“You only get just one time around, you only get one shot at this, one chance to find out the one thing that you don’t want to miss.” One Life to Love by 33 Miles
This song lyric often plays in my mind. Life on this earth tumbles by and falls off the final cliff with such finality. We scramble through each day, hoping (if we even stop long enough to reflect) that it adds up to something.
A year ago, I thought a lot about what I don’t want to miss. Maybe it’s being in my early 40’s, maybe losing my Dad, maybe having our oldest start high school (how did that happen!). Suddenly, I couldn’t bear the thought of just skimming through life anymore, just surviving.
Life screeched to a most unexpected halt when my Dad died in fall 2011. I immersed myself in honoring him through his memorial service and in floundering arm-in-arm with my family on this new trail of sorrow and celebration. In the silence, in the unplanned moments with those I love, my soul cried out to continue in this deeper presence to each minute.
I listened. I made some huge changes, slashing away to the very core of what matters now. My soul is coming to life again.

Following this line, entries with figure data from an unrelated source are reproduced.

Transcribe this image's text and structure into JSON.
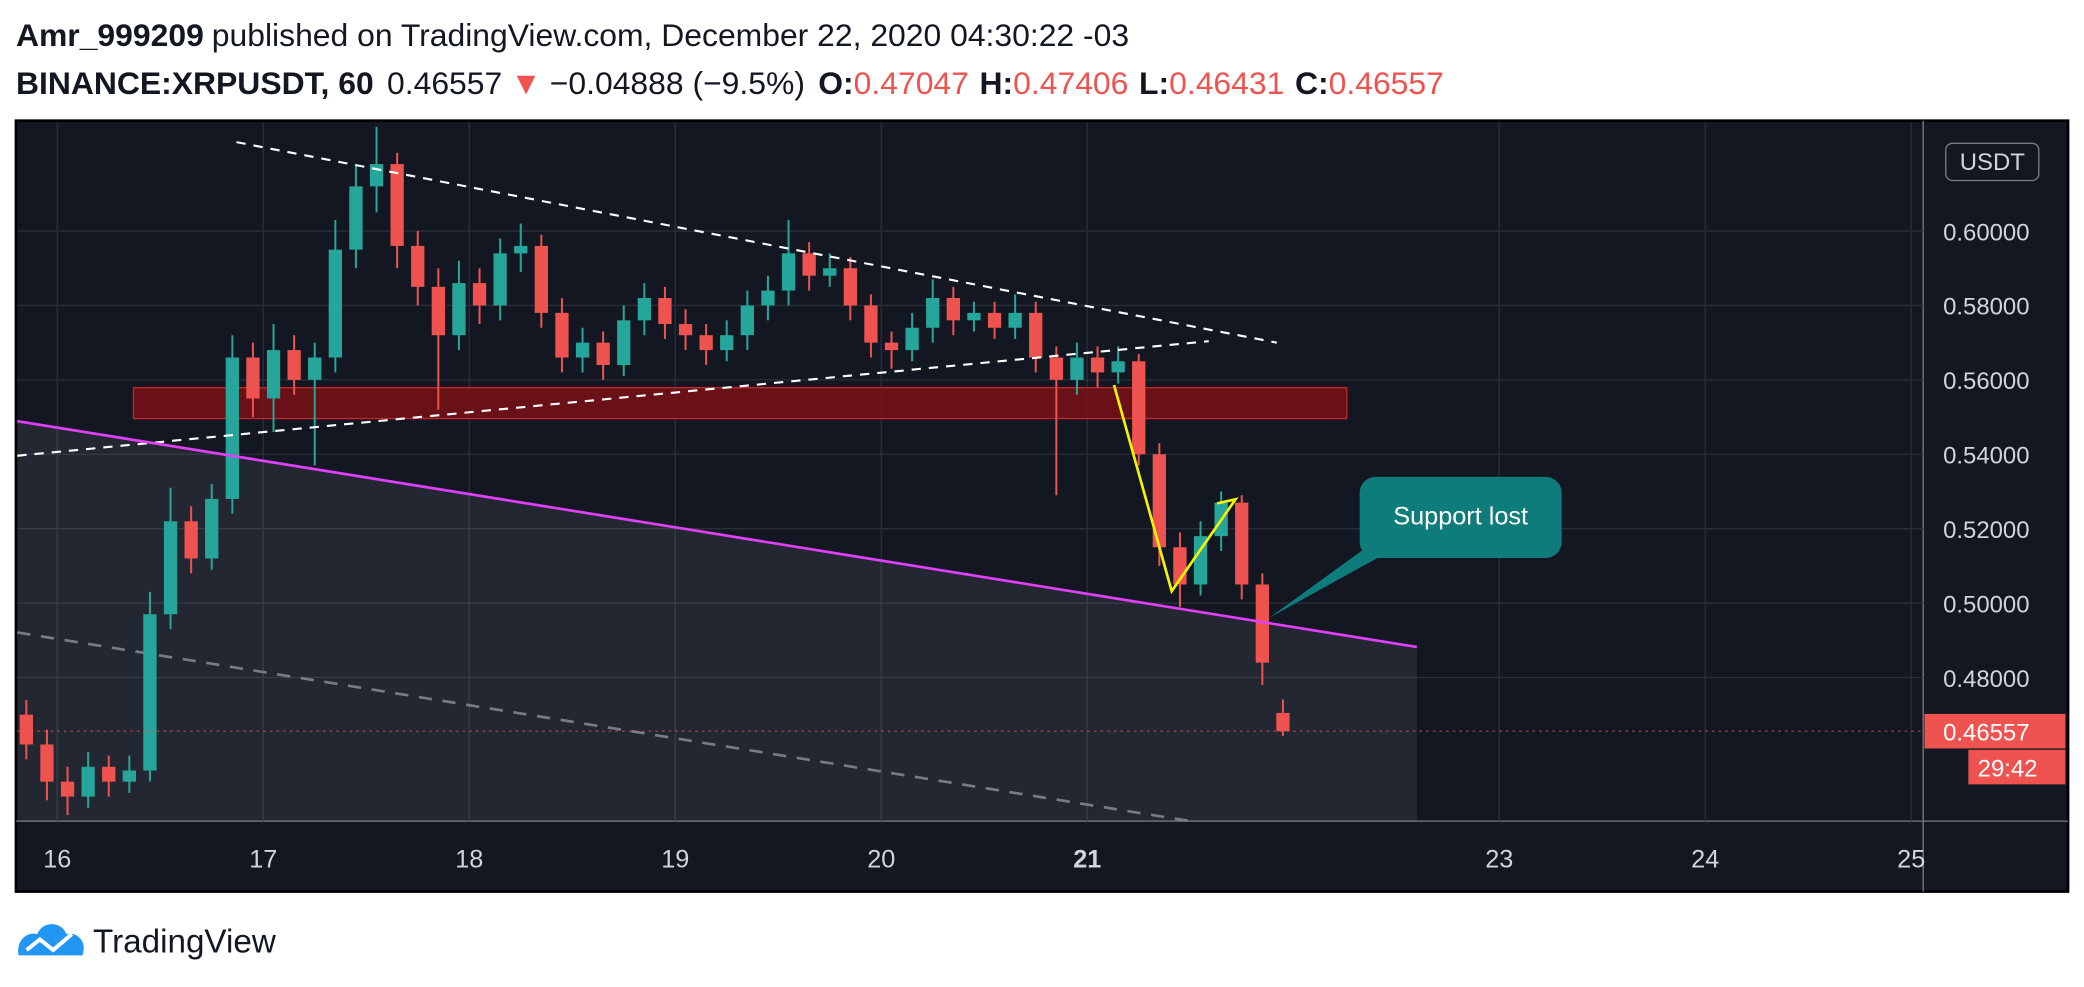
{
  "header": {
    "publisher": "Amr_999209",
    "published": "published on TradingView.com, December 22, 2020 04:30:22 -03",
    "symbol": "BINANCE:XRPUSDT, 60",
    "last": "0.46557",
    "arrow": "▼",
    "change": "−0.04888 (−9.5%)",
    "o_label": "O:",
    "o": "0.47047",
    "h_label": "H:",
    "h": "0.47406",
    "l_label": "L:",
    "l": "0.46431",
    "c_label": "C:",
    "c": "0.46557"
  },
  "chart_data": {
    "type": "candlestick",
    "x": [
      15.85,
      15.95,
      16.05,
      16.15,
      16.25,
      16.35,
      16.45,
      16.55,
      16.65,
      16.75,
      16.85,
      16.95,
      17.05,
      17.15,
      17.25,
      17.35,
      17.45,
      17.55,
      17.65,
      17.75,
      17.85,
      17.95,
      18.05,
      18.15,
      18.25,
      18.35,
      18.45,
      18.55,
      18.65,
      18.75,
      18.85,
      18.95,
      19.05,
      19.15,
      19.25,
      19.35,
      19.45,
      19.55,
      19.65,
      19.75,
      19.85,
      19.95,
      20.05,
      20.15,
      20.25,
      20.35,
      20.45,
      20.55,
      20.65,
      20.75,
      20.85,
      20.95,
      21.05,
      21.15,
      21.25,
      21.35,
      21.45,
      21.55,
      21.65,
      21.75,
      21.85,
      21.95
    ],
    "open": [
      0.47,
      0.462,
      0.452,
      0.448,
      0.456,
      0.452,
      0.455,
      0.497,
      0.522,
      0.512,
      0.528,
      0.566,
      0.555,
      0.568,
      0.56,
      0.566,
      0.595,
      0.612,
      0.618,
      0.596,
      0.585,
      0.572,
      0.586,
      0.58,
      0.594,
      0.596,
      0.578,
      0.566,
      0.57,
      0.564,
      0.576,
      0.582,
      0.575,
      0.572,
      0.568,
      0.572,
      0.58,
      0.584,
      0.594,
      0.588,
      0.59,
      0.58,
      0.57,
      0.568,
      0.574,
      0.582,
      0.576,
      0.578,
      0.574,
      0.578,
      0.566,
      0.56,
      0.566,
      0.562,
      0.565,
      0.54,
      0.515,
      0.505,
      0.518,
      0.527,
      0.505,
      0.47047
    ],
    "high": [
      0.474,
      0.466,
      0.456,
      0.46,
      0.459,
      0.459,
      0.503,
      0.531,
      0.526,
      0.532,
      0.572,
      0.57,
      0.575,
      0.572,
      0.57,
      0.603,
      0.618,
      0.628,
      0.621,
      0.6,
      0.59,
      0.592,
      0.59,
      0.598,
      0.602,
      0.599,
      0.582,
      0.574,
      0.573,
      0.58,
      0.586,
      0.585,
      0.579,
      0.575,
      0.576,
      0.584,
      0.588,
      0.603,
      0.597,
      0.594,
      0.593,
      0.583,
      0.573,
      0.578,
      0.587,
      0.585,
      0.581,
      0.581,
      0.583,
      0.581,
      0.569,
      0.57,
      0.569,
      0.569,
      0.567,
      0.543,
      0.519,
      0.522,
      0.53,
      0.529,
      0.508,
      0.47406
    ],
    "low": [
      0.458,
      0.447,
      0.443,
      0.445,
      0.448,
      0.449,
      0.452,
      0.493,
      0.508,
      0.509,
      0.524,
      0.55,
      0.546,
      0.556,
      0.537,
      0.562,
      0.59,
      0.605,
      0.59,
      0.58,
      0.552,
      0.568,
      0.575,
      0.576,
      0.589,
      0.574,
      0.562,
      0.562,
      0.56,
      0.561,
      0.572,
      0.571,
      0.568,
      0.564,
      0.565,
      0.568,
      0.576,
      0.58,
      0.584,
      0.585,
      0.576,
      0.566,
      0.563,
      0.565,
      0.57,
      0.572,
      0.573,
      0.571,
      0.571,
      0.562,
      0.529,
      0.556,
      0.558,
      0.559,
      0.537,
      0.51,
      0.499,
      0.502,
      0.514,
      0.501,
      0.478,
      0.46431
    ],
    "close": [
      0.462,
      0.452,
      0.448,
      0.456,
      0.452,
      0.455,
      0.497,
      0.522,
      0.512,
      0.528,
      0.566,
      0.555,
      0.568,
      0.56,
      0.566,
      0.595,
      0.612,
      0.618,
      0.596,
      0.585,
      0.572,
      0.586,
      0.58,
      0.594,
      0.596,
      0.578,
      0.566,
      0.57,
      0.564,
      0.576,
      0.582,
      0.575,
      0.572,
      0.568,
      0.572,
      0.58,
      0.584,
      0.594,
      0.588,
      0.59,
      0.58,
      0.57,
      0.568,
      0.574,
      0.582,
      0.576,
      0.578,
      0.574,
      0.578,
      0.566,
      0.56,
      0.566,
      0.562,
      0.565,
      0.54,
      0.515,
      0.505,
      0.518,
      0.527,
      0.505,
      0.484,
      0.46557
    ],
    "up_color": "#26a69a",
    "down_color": "#ef5350",
    "xlim": [
      15.806,
      25.058
    ],
    "ylim": [
      0.4414,
      0.6293
    ],
    "xticks": [
      16,
      17,
      18,
      19,
      20,
      21,
      23,
      24,
      25
    ],
    "highlight_xtick": 21,
    "yticks": [
      {
        "value": 0.6,
        "label": "0.60000"
      },
      {
        "value": 0.58,
        "label": "0.58000"
      },
      {
        "value": 0.56,
        "label": "0.56000"
      },
      {
        "value": 0.54,
        "label": "0.54000"
      },
      {
        "value": 0.52,
        "label": "0.52000"
      },
      {
        "value": 0.5,
        "label": "0.50000"
      },
      {
        "value": 0.48,
        "label": "0.48000"
      }
    ],
    "grid": true,
    "currency": "USDT",
    "last_price": {
      "value": 0.46557,
      "label": "0.46557"
    },
    "countdown": "29:42",
    "drawings": {
      "zone": {
        "x": [
          16.37,
          22.26
        ],
        "y": [
          0.5496,
          0.5579
        ],
        "color": "#7a1016"
      },
      "trend_support": {
        "x": [
          15.806,
          22.6
        ],
        "y": [
          0.5489,
          0.4882
        ],
        "color": "#e040fb"
      },
      "upper_channel": {
        "x": [
          16.87,
          21.92
        ],
        "y": [
          0.6239,
          0.57
        ]
      },
      "lower_channel": {
        "x": [
          15.806,
          21.59
        ],
        "y": [
          0.5396,
          0.5704
        ]
      },
      "grey_channel": {
        "x": [
          15.806,
          21.5
        ],
        "y": [
          0.4921,
          0.4414
        ]
      },
      "pattern": {
        "x": [
          21.13,
          21.41,
          21.72,
          21.63
        ],
        "y": [
          0.5586,
          0.5032,
          0.5279,
          0.5268
        ],
        "color": "#f5f500"
      }
    },
    "annotation": "Support lost"
  },
  "footer": {
    "brand": "TradingView"
  }
}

Recently five Briggs perched on the bleachers together watching my oldest son, Jacob, play baseball, a rare occurrence these days for all six of us to be in the same location. Early March, yet the evening breeze left us warm enough for sweatshirts. We chattered with each other and friends at the game, just an easy camaraderie. And I was awash with a techni-color gratitude that I hadn’t felt for a long time.
After the game, I waited for Jacob to do field maintenance with the rest of the team. Even raking the baseball field, the kid glows. Anything at all to do with the game brings him joy. He’s a lot like his Grandpa, my Dad, who always loved baseball. My heart flooded with delight in my son, in what makes him happy. I sat on a track-and-field high-jump mat behind the diamond, watching night stealthily shadow the mountains, listening to the hubbub of traffic on Platte, feeling evening chill sink into my bones. I felt truly alive, truly grateful. I felt the Presence of God.
I’m starting to wonder if maybe the secret of reaching – for God, for meaning, for what truly matters – is actually slowing down. Slowing down long enough to discover that all along, He’s been reaching for us.